Tuesday, July 26, 2011

We can change so much, but not change at all...

Hi Friends,

We have been busy lately at the Earls household. Our home has been buzzing with friends old and new and I realized this week that I relish in their company. I love having people visit and stay in this beautiful rental home God has blessed us with. It fills my heart with joy to cook comfort foods (mostly Kiki recipes), bake naughty sweets (that are filled with chocolate), drink familiar coffee (hazelnut was our college flavor of choice), and wake up to friendly faces of the past.

This week my roommates from college stayed with me. Their sweet faces, their silly stories, their unique intricacies, their perfume, their laughter....it all takes me back to my days at Liberty University. Days I loved and desperately miss. Its amazing how we can change so much, but not change at all:) I'm pretty sure I'm still as wild and mildly inappropriate as I've always been. Amber still bounces around with her mischievous laugh and is as loyal as any friend could be. Niki is still sweet and grounded (which was always good in 118B and is still good now), and Kirsten is forever joyful and creative....and totally silly and I love that! Here's a picture of all of us above (left to right): Amber (and Levi), Me (and Bells), Niki (and part of Gabe's head), and Kirsten (and her child/dog Millington)...

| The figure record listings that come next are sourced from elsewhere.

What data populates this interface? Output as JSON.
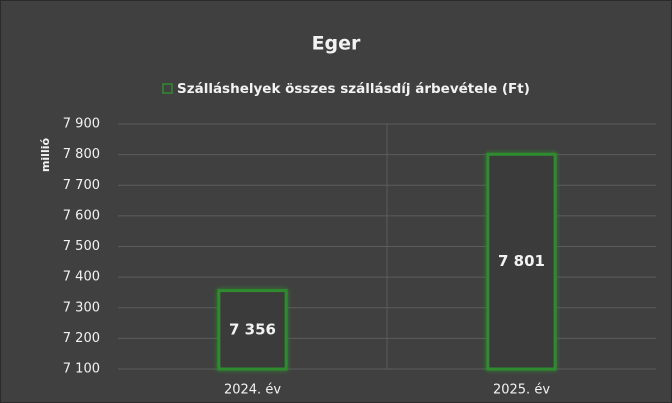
{
  "chart_data": {
    "type": "bar",
    "title": "Eger",
    "legend": "Szálláshelyek összes szállásdíj árbevétele (Ft)",
    "y_label": "millió",
    "categories": [
      "2024. év",
      "2025. év"
    ],
    "values": [
      7356,
      7801
    ],
    "value_labels": [
      "7 356",
      "7 801"
    ],
    "color": "#2e8b2e",
    "ylim": [
      7100,
      7900
    ],
    "yticks": [
      {
        "value": 7100,
        "label": "7 100"
      },
      {
        "value": 7200,
        "label": "7 200"
      },
      {
        "value": 7300,
        "label": "7 300"
      },
      {
        "value": 7400,
        "label": "7 400"
      },
      {
        "value": 7500,
        "label": "7 500"
      },
      {
        "value": 7600,
        "label": "7 600"
      },
      {
        "value": 7700,
        "label": "7 700"
      },
      {
        "value": 7800,
        "label": "7 800"
      },
      {
        "value": 7900,
        "label": "7 900"
      }
    ],
    "grid": true
  }
}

118B Watergate FOREVER (P.S. that was our townhouse number in college).

Oh, and we threw a little party for my friend Sarah this last weekend as well! It was her 30th and she wanted a "90's House Party"...she deserved a good bash so I was pumped. I also couldn't have been more excited about my chance to be transformed into Jessie Spano from Saved by the Bell! Oh yes, I did the reenactment with the caffeine pills (for questions about such reenactment click here...it will all make sense and you will be slightly concerned about my sanity)!






On a completely different note... (my mind is in a constant state of wandering friends...it's scary, ask Josh).

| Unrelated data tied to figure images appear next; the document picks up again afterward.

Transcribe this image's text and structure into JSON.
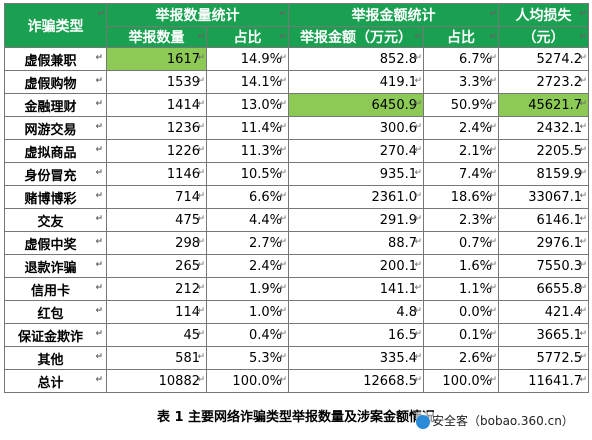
{
  "headers": {
    "category": "诈骗类型",
    "report_count_group": "举报数量统计",
    "amount_group": "举报金额统计",
    "per_capita_group": "人均损失",
    "report_count": "举报数量",
    "share1": "占比",
    "amount": "举报金额（万元）",
    "share2": "占比",
    "per_capita_unit": "（元）"
  },
  "rows": [
    {
      "category": "虚假兼职",
      "count": "1617",
      "count_share": "14.9%",
      "amount": "852.8",
      "amount_share": "6.7%",
      "per_capita": "5274.2"
    },
    {
      "category": "虚假购物",
      "count": "1539",
      "count_share": "14.1%",
      "amount": "419.1",
      "amount_share": "3.3%",
      "per_capita": "2723.2"
    },
    {
      "category": "金融理财",
      "count": "1414",
      "count_share": "13.0%",
      "amount": "6450.9",
      "amount_share": "50.9%",
      "per_capita": "45621.7"
    },
    {
      "category": "网游交易",
      "count": "1236",
      "count_share": "11.4%",
      "amount": "300.6",
      "amount_share": "2.4%",
      "per_capita": "2432.1"
    },
    {
      "category": "虚拟商品",
      "count": "1226",
      "count_share": "11.3%",
      "amount": "270.4",
      "amount_share": "2.1%",
      "per_capita": "2205.5"
    },
    {
      "category": "身份冒充",
      "count": "1146",
      "count_share": "10.5%",
      "amount": "935.1",
      "amount_share": "7.4%",
      "per_capita": "8159.9"
    },
    {
      "category": "赌博博彩",
      "count": "714",
      "count_share": "6.6%",
      "amount": "2361.0",
      "amount_share": "18.6%",
      "per_capita": "33067.1"
    },
    {
      "category": "交友",
      "count": "475",
      "count_share": "4.4%",
      "amount": "291.9",
      "amount_share": "2.3%",
      "per_capita": "6146.1"
    },
    {
      "category": "虚假中奖",
      "count": "298",
      "count_share": "2.7%",
      "amount": "88.7",
      "amount_share": "0.7%",
      "per_capita": "2976.1"
    },
    {
      "category": "退款诈骗",
      "count": "265",
      "count_share": "2.4%",
      "amount": "200.1",
      "amount_share": "1.6%",
      "per_capita": "7550.3"
    },
    {
      "category": "信用卡",
      "count": "212",
      "count_share": "1.9%",
      "amount": "141.1",
      "amount_share": "1.1%",
      "per_capita": "6655.8"
    },
    {
      "category": "红包",
      "count": "114",
      "count_share": "1.0%",
      "amount": "4.8",
      "amount_share": "0.0%",
      "per_capita": "421.4"
    },
    {
      "category": "保证金欺诈",
      "count": "45",
      "count_share": "0.4%",
      "amount": "16.5",
      "amount_share": "0.1%",
      "per_capita": "3665.1"
    },
    {
      "category": "其他",
      "count": "581",
      "count_share": "5.3%",
      "amount": "335.4",
      "amount_share": "2.6%",
      "per_capita": "5772.5"
    }
  ],
  "total": {
    "category": "总计",
    "count": "10882",
    "count_share": "100.0%",
    "amount": "12668.5",
    "amount_share": "100.0%",
    "per_capita": "11641.7"
  },
  "caption": "表 1  主要网络诈骗类型举报数量及涉案金额情况",
  "watermark": "安全客（bobao.360.cn）",
  "paragraph_mark": "↵",
  "colors": {
    "header_bg": "#19a051",
    "highlight": "#8cc955"
  }
}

This excerpt below was taken from a book called, "The Special Child" and it reminds me of God's unfailing love. He makes all things work together for his purpose. He equips us daily with the tools we need to live life here on earth, and for that I am thankful...

Read and be blessed and challenged as I was...

In Mark 8:34 Jesus says, “If anyone wants to be my follower, he must deny himself, shoulder his cross and follow me.” Christ’s words were addressed not only to the people of his time, but also to us today: each of us who desires to follow him must be willing to carry the burden laid on us by God. Because the cross each person carries is different, we sometimes tend to look at others and compare our lot with theirs. When envy makes us dissatisfied with ourselves, we look at others and think, for instance, “He (or she) is so athletic” — or articulate, or musical, or easy-going — and we begin to wonder whether the person we envy has any cross at all to bear.

Every man, woman, and child has his or her own burden to carry. Even the Apostle Paul had a “thorn in his flesh.” He asked God to remove it, but God answered him, “My grace is sufficient for you, for my power is made perfect in weakness” (2 Cor. 12:8). If we accept the grace God gives us, we will be able to bear the heaviest cross. And, strange as it may seem, it can even become a blessing.

The discovery that a newborn child is disabled can be a deeply shaking ex­perience for any couple. Unfortunately it is common for some, in their shock, to assume that they have done something wrong. I would advise parents to give no room to such thoughts. Rather, turn to God and seek to see the situ­ation as from his eyes — as a blessing that can lead you closer to each other and to God. He comes close to us through every child, but especially through children with disabilities.

....end of excerpt.

Not sure why you clicked on the blog today but, I urge you (as I urge myself) in all situations to not envy others. We can envy and not even know it. I know you understand what I mean...it's a sneaky sin that manifests itself in some of life's bests moments... marriages, child birth, new homes, successful children, successful spouses, church, work....the list goes on...

I battle this too often with Bella. I'm not sure if I would call it envy, more like a feeling of loss on her behalf. Loss in the sense that she is not "perfect" in the world's sense of the word. God is good and constantly reminds me that in his eyes she has a heavenly perfection. These reminders give me peace. Then I feel so blessed that God chose ME for HER. I feel special...I am thankful for my girl and her differences.

Annie


1 comment:

  1. I had to smile when I just read your thought about not envying others, as I struggle with it from time to time in regards to wanting to have a child. I appreciate your thoughts. I have been reading your blog off and on for a few months now, as my husband was inquiring about being a navy chaplain, so I tried to find as much information as I could about all that entails, and came across your blog. Thanks again!